Advisers mull merits of vigilante approach to ‘bad apples’

Paraplanner sparks debate as he looks to clean up advice industry from within

Photo by Thomas Kelley on Unsplash
5 minutes

A paraplanner who has penned a blog on his decision to become an adviser in an effort to address problems he sees with the client-facing part of the industry has prompted a discussion about how much of a role the industry should play policing bad apples.

Plan Work owner and director Nathan Fryer published the blog last week and wrote that he had had to produce reports for advisers “that you would not wish on your worst enemy”.

Fryer described “recommendations that quite honestly made my blood boil and things that just made me want to contact the end client directly and tell them that the advice that is being provided is just plainly only in the interest in the adviser recommending it.

He wrote: “Having non-disclosure agreements in place prevented me from not only doing what I wanted to do but also from whistleblowing without protection against potential future litigation.”

While the blog pointed some criticism at the Financial Conduct Authority, it also pointed to the need for the industry to work together to “come up with a better way to rid the industry of the rogues”.

Taking ownership of the industry reputation

In the blog, Fryer was even handed in his take on the regulator.

He says: “I agree with some advisers that the regulator is using a sledgehammer to crack a nut unless we can collaboratively work together to come up with a better way to rid the industry of the rogues.”

CWC research’s managing director Clive Waller says he agreed completely with Fryer’s sentiments and the blog was “brilliant.”

“I have received huge flak from mostly anonymous advisers because I have commented on bad practice and mis-selling,” Waller says. “It is great that Nathan is so open and honest.”

Advisers should be responsible for exposing bad apples, he says. “They must take ownership of their trade which means joining a trade association and taking part in industry committees, as well as behaving in a professional manner.”

‘Few of us have much faith in the FCA’

But the FCA did not escape the blame for the industry’s rogues.

Darren Cooke, chartered financial planner at Red Circle Financial Planning, says: “Frankly few of us have much faith in the FCA, they make rules but there is little follow up, it is too easy to slip through the net and give poor advice as there is little to no enforcement.

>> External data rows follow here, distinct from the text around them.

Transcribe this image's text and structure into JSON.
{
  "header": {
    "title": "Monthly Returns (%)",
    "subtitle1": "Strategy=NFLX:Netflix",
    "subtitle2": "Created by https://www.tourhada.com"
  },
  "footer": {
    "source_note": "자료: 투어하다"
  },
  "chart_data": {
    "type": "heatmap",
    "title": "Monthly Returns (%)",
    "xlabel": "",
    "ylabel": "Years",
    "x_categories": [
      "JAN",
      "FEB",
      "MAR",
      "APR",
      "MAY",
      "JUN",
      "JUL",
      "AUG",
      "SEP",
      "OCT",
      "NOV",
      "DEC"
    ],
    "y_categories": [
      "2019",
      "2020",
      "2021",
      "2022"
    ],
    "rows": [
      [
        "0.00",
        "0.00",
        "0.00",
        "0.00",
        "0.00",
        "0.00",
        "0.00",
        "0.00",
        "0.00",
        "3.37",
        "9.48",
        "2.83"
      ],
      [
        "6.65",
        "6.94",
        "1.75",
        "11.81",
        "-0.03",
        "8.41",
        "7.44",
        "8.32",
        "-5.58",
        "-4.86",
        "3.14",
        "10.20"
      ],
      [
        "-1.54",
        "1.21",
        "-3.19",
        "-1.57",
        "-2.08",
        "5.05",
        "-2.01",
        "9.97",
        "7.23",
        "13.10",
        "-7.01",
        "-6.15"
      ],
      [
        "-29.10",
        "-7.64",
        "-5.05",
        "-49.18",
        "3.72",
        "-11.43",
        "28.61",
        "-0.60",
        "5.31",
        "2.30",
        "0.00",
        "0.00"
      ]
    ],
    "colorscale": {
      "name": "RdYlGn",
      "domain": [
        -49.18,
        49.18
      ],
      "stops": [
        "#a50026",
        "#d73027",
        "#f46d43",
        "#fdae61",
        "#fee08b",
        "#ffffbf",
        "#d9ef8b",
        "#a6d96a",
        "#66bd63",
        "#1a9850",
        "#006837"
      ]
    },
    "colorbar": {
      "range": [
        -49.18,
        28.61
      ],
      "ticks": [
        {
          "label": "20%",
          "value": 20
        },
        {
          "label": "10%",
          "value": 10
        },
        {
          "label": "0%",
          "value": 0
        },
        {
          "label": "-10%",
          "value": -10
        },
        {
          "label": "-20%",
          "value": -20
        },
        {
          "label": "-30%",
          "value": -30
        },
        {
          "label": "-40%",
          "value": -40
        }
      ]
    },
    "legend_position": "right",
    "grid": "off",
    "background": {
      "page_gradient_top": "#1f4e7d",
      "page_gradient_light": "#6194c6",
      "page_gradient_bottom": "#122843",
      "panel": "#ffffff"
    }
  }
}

Cooke says: “Its like having speed limits on roads but no police or traffic cameras to enforce them, the only time you would get caught is when there is an accident.”

Fryer acknowledges regulation can feel like “it is being implemented to make the lives of smaller adviser firms harder to operate”.

He wrote: “More regulation may not be the answer. I feel better enforcement is, but the FCA most likely have the same budget pressures as the rest of society, so we need, as a profession, to come up with another way of policing the bad ones.”

Waller also criticises the FCA, stating they micromanage processes in the industry using regulation such as PROD (Product Intervention and Product Governance Sourcebook). “Sadly, FCA writes loads of papers and thematic reviews but only regulates in the rear-view mirror.”

Others echoed some of the more sympathetic comments Fryer made about the FCA. Tom Kean, director at Thames Financial Planning says the FCA has an “impossible job” but it’s not a reason to give up.“Mifid II is a great example of trying very hard to simplify but getting it totally wrong with numerous unintended consequences. The net result is confusion and a further degradation of trust.

“The FCAs laudable efforts to try and create a culture of upstanding ethics sounds good, but most people I talk to recognise it’ll have little chance with people who have dubious morals to start with.”

Kean says “there is a danger we are tarring everyone with the same brush here”, because like many industries, there are some fantastic professionals and dreadful ones in equal measure.

Outsourced paraplanners may see the worst examples

One financial planner questioned whether the examples of advice seen by a paraplanner might be different depending on whether they’re inhouse or outsourced.

“Personally, I need to work closely with my paraplanner, so that we understand the client together and, respectfully, challenge each other,” says Thomas Skinner, director and financial planner at Barnaby Cecil Financial Planning Limited.

“It should be a collaboration. If a firm is willing to outsource such an extremely important relationship within the advice process, it might suggest they want to report out the door so they can move on to the next.”

Cooke, who used Fryer as his paraplanner, said he told him from day one his role was not to be an “order taker”. “If he thought the advice I was proposing wasn’t right or there were better options he should, and occasionally did, challenge me. At the end, it is my advice and I am responsible for it so I had the final say but I always knew that if I tried to do something stupid Nathan would walk away.”

If more advisers were open to this relationship and taking responsibility at the end, it would work well for the culture overall, says Justin King, chartered financial planner at MFP Wealth Management. “If an adviser gets an answer from paraplanner which conflicts with what they would want to recommend, this should still be documented, whether it’s an inhouse paraplanner or an outsourced freelance paraplanner.”

King said the conflict is that the paraplanner is saying one thing and adviser is saying another, which is inevitable in any profession or industry, but this does come down to culture of organisation and the adviser or senior team who are take to responsibility.